E o Financial Times escrevia na sua última edição que os candidatos trabalhistas nas cidades que votaram a favor da saída da UE estão muito pouco optimistas. “No terreno, a nossa sensação é que os conservadores levam vantagem”, confidenciou uma fonte trabalhista ao jornal, dizendo que a mensagem de Theresa May sobre o “Brexit” encontra eco junto dos eleitores. “Nas áreas tradicionais do Labour há hostilidade, nalgumas até revolta”, revelou um candidato que falou sob anonimato, dizendo que estes eleitores “estão zangados porque pela primeira vez na vida sentem que não podem votar no seu partido, porque ele deixou de representar a classe trabalhadora”. Corbyn tem também contra si o colapso do voto trabalhista na Escócia – onde o partido elegeu em 2015 apenas um deputado e onde, encurralado entre os tories e os nacionalistas do SNP, mantém ambições modestas.

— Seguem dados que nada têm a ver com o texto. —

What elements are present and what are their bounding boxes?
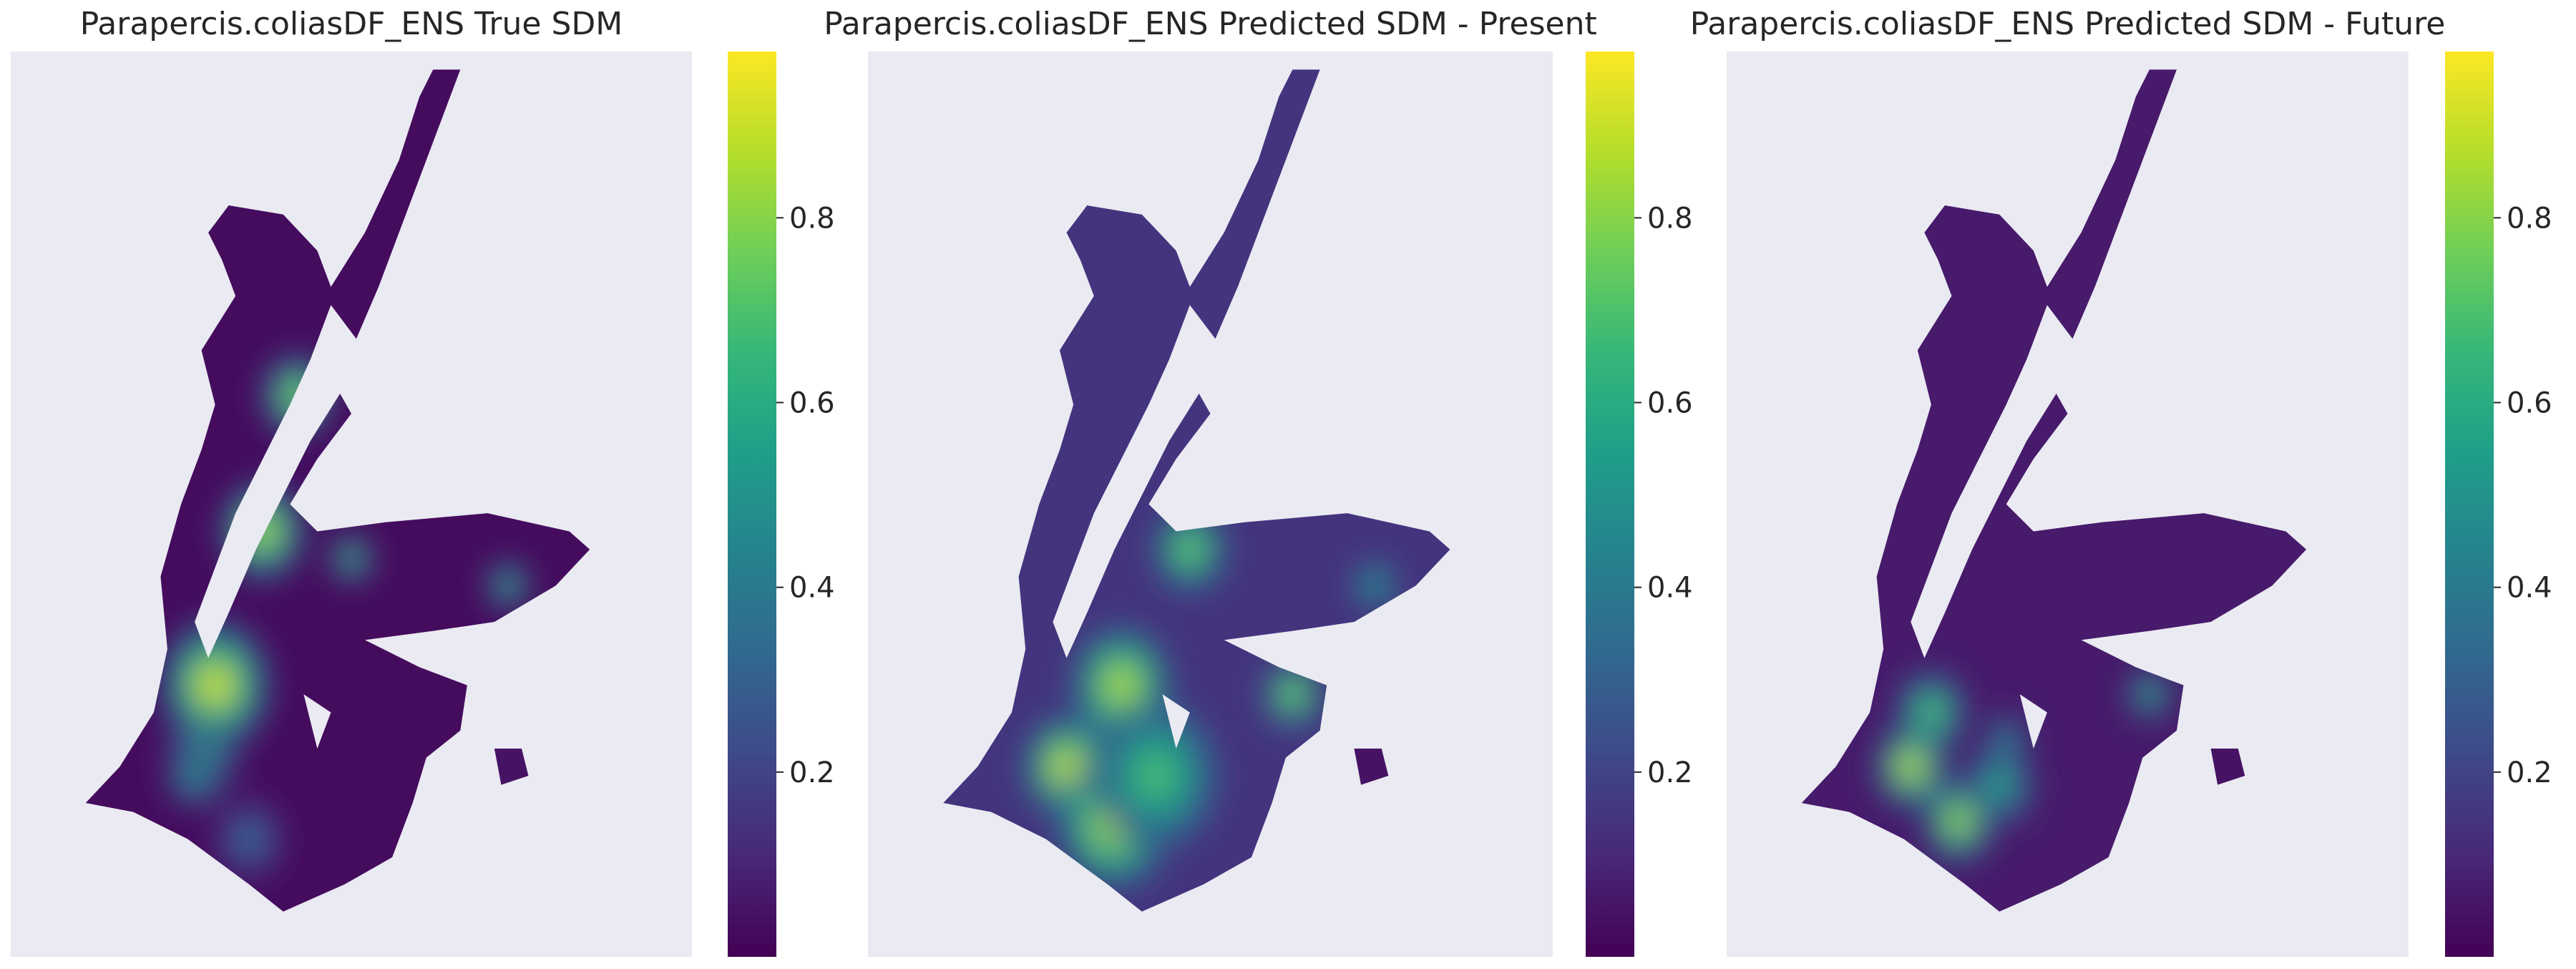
sdm-hotspot — [1181, 539, 1199, 560]
sdm-hotspot — [240, 829, 258, 849]
colorbar — [2445, 52, 2494, 957]
panel-title: Parapercis.coliasDF_ENS Predicted SDM - … — [1690, 6, 2446, 42]
sdm-hotspot — [1991, 774, 2009, 795]
colorbar-tick-label: 0.8 — [2507, 202, 2552, 235]
colorbar-tick-label: 0.6 — [789, 387, 835, 420]
sdm-hotspot — [187, 767, 202, 784]
sdm-hotspot — [1285, 686, 1299, 703]
sdm-hotspot — [1109, 671, 1133, 700]
colorbar-tick-label: 0.8 — [789, 202, 835, 235]
colorbar-tick-label: 0.2 — [789, 756, 835, 789]
panel-title: Parapercis.coliasDF_ENS True SDM — [80, 6, 623, 42]
sdm-hotspot — [201, 668, 229, 702]
panel-title: Parapercis.coliasDF_ENS Predicted SDM - … — [824, 6, 1597, 42]
sdm-hotspot — [1950, 811, 1967, 832]
colorbar — [728, 52, 776, 957]
sdm-hotspot — [346, 552, 357, 565]
sdm-hotspot — [1902, 756, 1920, 777]
colorbar-tick-label: 0.6 — [1647, 387, 1693, 420]
colorbar-tick-label: 0.4 — [1647, 572, 1693, 605]
colorbar-tick-label: 0.8 — [1647, 202, 1693, 235]
colorbar-tick-label: 0.2 — [1647, 756, 1693, 789]
sdm-hotspot — [1922, 702, 1940, 723]
colorbar-tick-label: 0.4 — [2507, 572, 2552, 605]
colorbar — [1586, 52, 1634, 957]
colorbar-tick-label: 0.2 — [2507, 756, 2552, 789]
sdm-hotspot — [1056, 754, 1077, 779]
colorbar-tick-label: 0.6 — [2507, 387, 2552, 420]
sdm-hotspot — [2001, 733, 2011, 746]
sdm-hotspot — [1140, 757, 1171, 794]
sdm-hotspot — [502, 579, 514, 592]
panel-1: Parapercis.coliasDF_ENS True SDM 0.2 0.4 0.… — [11, 6, 835, 957]
panel-3: Parapercis.coliasDF_ENS Predicted SDM - … — [1690, 6, 2552, 957]
panel-2: Parapercis.coliasDF_ENS Predicted SDM - … — [824, 6, 1693, 957]
colorbar-tick-label: 0.4 — [789, 572, 835, 605]
sdm-hotspot — [1370, 579, 1380, 592]
sdm-hotspot — [2144, 688, 2155, 701]
panels: Parapercis.coliasDF_ENS True SDM 0.2 0.4 0.… — [11, 6, 2552, 957]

“Comparado com as expectativas que May tinha quando convocou as eleições, o resultado deverá desapontar relativamente os conservadores”, disse na BBC John Curtice, especialista em comportamento eleitoral que irá coordenar as projecções que serão divulgadas pelas televisões após o encerramento das urnas. “Uma maioria de 60 a 70 deputados “saberá a pouco” – “mas se for menos que isso as culpas vão recair sobre ela”.